On June 21, a Saddle Lake family held a memorial celebration of healing for survivors of Indian residential schools. The day was a blend of Christian and Indigenous ways of worship.
Hosted by the Large family, the memorial was meant to promote the healing needed to bring peace for residential school survivors, as well as the friends and families of individuals who went to residential schools.
It was also a day to acknowledge the hardships endured by residential school survivors, said Florence Large, who hosted the memorial along with her husband, Frank Large.
Frank, a residential school survivor himself, said his older siblings, Victoria and Gordon, also went to the Blue Quills Residential School over a decade prior and died while they were wards - something he said the family only found out last year.
Records provided by the Diocese of St.
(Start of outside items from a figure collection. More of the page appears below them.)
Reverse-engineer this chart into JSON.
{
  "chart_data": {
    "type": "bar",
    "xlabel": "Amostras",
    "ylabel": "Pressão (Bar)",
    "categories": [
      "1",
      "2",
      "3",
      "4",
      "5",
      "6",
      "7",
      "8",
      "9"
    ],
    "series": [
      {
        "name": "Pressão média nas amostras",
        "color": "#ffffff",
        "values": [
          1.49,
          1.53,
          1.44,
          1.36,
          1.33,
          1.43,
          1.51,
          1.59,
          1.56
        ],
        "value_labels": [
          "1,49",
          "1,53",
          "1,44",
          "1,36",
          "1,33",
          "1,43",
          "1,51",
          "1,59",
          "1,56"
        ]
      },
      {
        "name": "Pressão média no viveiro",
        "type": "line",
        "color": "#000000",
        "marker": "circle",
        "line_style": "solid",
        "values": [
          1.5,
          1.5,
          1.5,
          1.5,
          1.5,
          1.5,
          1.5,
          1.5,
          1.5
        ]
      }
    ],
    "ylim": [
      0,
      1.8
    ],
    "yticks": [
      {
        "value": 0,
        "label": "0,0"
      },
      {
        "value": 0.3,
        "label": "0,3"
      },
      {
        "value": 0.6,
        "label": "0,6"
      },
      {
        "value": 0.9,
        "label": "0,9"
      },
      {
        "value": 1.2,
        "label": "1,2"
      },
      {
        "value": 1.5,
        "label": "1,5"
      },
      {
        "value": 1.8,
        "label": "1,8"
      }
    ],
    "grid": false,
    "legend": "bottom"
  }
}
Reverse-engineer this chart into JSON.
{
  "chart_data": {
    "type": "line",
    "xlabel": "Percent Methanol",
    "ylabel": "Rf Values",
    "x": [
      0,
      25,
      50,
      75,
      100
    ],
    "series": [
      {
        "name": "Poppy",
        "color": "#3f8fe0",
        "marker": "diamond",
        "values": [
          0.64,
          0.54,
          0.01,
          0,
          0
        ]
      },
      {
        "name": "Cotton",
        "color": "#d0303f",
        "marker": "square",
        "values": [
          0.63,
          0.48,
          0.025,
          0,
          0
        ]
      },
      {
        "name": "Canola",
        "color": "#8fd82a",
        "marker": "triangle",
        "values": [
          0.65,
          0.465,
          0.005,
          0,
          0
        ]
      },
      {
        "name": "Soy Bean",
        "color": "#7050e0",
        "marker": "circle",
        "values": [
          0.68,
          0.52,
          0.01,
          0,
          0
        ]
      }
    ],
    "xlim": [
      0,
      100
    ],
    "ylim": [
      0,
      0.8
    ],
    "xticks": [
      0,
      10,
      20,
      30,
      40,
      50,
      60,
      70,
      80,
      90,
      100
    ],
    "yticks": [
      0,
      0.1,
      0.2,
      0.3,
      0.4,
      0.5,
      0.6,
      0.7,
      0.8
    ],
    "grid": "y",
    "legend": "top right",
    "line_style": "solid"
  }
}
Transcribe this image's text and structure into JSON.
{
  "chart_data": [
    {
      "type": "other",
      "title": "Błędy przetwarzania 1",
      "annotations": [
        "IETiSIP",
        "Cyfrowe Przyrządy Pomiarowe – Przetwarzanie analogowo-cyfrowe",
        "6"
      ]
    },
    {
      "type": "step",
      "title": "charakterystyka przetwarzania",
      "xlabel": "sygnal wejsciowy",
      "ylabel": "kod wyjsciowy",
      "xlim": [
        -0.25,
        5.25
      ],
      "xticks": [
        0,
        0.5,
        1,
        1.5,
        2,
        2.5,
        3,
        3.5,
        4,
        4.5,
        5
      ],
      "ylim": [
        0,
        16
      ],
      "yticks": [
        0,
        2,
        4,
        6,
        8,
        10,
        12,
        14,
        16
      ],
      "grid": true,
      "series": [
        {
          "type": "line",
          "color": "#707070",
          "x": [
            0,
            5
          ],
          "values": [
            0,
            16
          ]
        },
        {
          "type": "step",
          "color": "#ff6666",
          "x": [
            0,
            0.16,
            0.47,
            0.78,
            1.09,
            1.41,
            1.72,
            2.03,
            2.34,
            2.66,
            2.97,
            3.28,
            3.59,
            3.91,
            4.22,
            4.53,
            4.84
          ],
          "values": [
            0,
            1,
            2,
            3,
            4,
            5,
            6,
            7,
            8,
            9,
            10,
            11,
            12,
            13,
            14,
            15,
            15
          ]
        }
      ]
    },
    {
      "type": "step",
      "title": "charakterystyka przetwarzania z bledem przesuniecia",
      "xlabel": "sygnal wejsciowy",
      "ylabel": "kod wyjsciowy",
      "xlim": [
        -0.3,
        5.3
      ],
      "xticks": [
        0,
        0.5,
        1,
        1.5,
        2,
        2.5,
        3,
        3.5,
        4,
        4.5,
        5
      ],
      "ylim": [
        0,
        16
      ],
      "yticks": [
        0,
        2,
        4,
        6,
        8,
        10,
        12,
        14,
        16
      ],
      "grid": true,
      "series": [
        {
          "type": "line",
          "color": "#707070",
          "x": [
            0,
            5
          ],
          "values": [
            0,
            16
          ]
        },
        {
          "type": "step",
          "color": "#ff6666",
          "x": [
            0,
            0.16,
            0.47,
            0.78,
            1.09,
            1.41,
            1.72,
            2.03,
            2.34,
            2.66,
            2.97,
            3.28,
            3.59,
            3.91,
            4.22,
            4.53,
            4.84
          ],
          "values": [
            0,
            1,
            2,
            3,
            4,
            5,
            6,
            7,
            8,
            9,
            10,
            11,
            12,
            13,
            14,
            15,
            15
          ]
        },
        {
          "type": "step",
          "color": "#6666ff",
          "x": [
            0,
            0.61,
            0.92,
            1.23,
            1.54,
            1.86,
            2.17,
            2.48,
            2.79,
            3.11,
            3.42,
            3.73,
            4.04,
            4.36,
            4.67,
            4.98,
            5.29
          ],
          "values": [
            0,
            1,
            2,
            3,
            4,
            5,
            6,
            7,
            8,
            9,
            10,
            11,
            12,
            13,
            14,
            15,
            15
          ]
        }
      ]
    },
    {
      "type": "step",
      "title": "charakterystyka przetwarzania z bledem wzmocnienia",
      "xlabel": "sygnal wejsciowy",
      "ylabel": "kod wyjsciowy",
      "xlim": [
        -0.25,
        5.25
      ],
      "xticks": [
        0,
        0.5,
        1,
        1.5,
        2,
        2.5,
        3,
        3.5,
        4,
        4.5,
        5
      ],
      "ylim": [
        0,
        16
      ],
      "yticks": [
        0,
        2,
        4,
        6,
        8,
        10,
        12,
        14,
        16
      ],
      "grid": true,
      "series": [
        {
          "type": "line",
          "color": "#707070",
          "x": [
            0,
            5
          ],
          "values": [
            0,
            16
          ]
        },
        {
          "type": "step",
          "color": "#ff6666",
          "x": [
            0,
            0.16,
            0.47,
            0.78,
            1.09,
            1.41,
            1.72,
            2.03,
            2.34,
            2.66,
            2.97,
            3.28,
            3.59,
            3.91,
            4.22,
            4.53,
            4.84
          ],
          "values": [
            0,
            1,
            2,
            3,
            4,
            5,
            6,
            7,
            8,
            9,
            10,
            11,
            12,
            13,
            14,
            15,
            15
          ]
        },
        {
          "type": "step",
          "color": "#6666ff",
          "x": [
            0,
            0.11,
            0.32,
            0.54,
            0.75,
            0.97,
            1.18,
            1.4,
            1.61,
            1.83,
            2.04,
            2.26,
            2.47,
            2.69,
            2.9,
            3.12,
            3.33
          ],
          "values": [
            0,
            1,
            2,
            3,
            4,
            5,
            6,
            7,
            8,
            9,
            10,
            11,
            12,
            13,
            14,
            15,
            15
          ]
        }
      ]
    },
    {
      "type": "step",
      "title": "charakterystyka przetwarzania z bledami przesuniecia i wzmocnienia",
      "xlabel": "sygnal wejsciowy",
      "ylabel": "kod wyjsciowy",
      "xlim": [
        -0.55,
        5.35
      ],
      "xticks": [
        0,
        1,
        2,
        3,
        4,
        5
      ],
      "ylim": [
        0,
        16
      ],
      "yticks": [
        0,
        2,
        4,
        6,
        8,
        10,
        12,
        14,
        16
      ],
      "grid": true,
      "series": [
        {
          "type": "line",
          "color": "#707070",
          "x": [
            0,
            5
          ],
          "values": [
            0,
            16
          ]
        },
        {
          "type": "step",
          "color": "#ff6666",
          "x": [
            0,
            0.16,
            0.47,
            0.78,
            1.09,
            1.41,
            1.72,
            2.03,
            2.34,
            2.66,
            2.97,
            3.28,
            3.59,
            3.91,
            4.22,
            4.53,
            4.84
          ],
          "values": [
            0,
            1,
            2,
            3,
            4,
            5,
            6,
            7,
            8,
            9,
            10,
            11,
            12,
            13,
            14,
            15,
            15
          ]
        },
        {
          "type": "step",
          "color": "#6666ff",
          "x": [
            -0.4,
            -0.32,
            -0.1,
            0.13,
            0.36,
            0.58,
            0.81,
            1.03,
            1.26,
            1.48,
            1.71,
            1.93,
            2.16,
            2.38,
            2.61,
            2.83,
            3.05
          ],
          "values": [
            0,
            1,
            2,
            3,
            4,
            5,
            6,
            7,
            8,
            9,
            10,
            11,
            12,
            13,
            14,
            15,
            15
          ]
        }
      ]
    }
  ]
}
Paul to the Acimowin Opaspiw Society, a Saddle Lake-based group researching and documenting missing children in unmarked burials, indicate Victoria died from bovine tuberculosis, according to Frank.
He said he felt a lot of hurt when he heard the news about his older siblings. He could only recall some memories with them, because they left when he was still very young.
He has an aunt in her 90s who could remember his siblings, and even she was not sure what happened to them at the time. Only that, “All of a sudden, they were gone,” said Frank.
The day was also a gathering of relatives and friends to honour Victoria and Gordon.
“Today was a day of letting them go,” said Frank, but to also show to others that despite the hurt, reconciliation is possible. “We’re in a stage of reconciliation where we need to say... ‘It happened... I’ll take the necessary steps to find the healing I need and carry on’.”
He hopes the memorial will serve as an example for others on their path to healing.
Florence agreed.
“Today’s gathering is to show how reconciliation can happen,” she said. And for her and Frank, they did that by having the memorial be a blend of Christian and Indigenous traditions. She said they are strong Catholics.
There is still a lot of hurt, said Florence, but she places her faith in God, that reconciliation can be found.
This does not mean that she condones what happened in residential schools, “however, we need to... bring awareness,” she said.
While there many wrongs that happened to the Indigenous people in Canada’s history, she said for the people of today, “This is not your guilt to carry.”
Florence believes an understanding of history is necessary to achieve reconciliation. And reconciliation, for her, means everyone getting along.
“It’s choosing to be kind to everyone and accepting that life goes on regardless of all the hurts that will not get resolved here on this earth.”
Bishop Gary Franken of the Diocese of St. Paul was also present during the memorial. “Reconciliation is the only way we can have healthy, good relationships,” said the bishop.
“There are some relationships in the world that are more strained or more filled with more hurt than others. And the need for reconciliation between Indigenous and non-Indigenous people is very real, given our history.”
Franken said the day was also an opportunity for him to simply be present, and to be with people as they find healing and closure.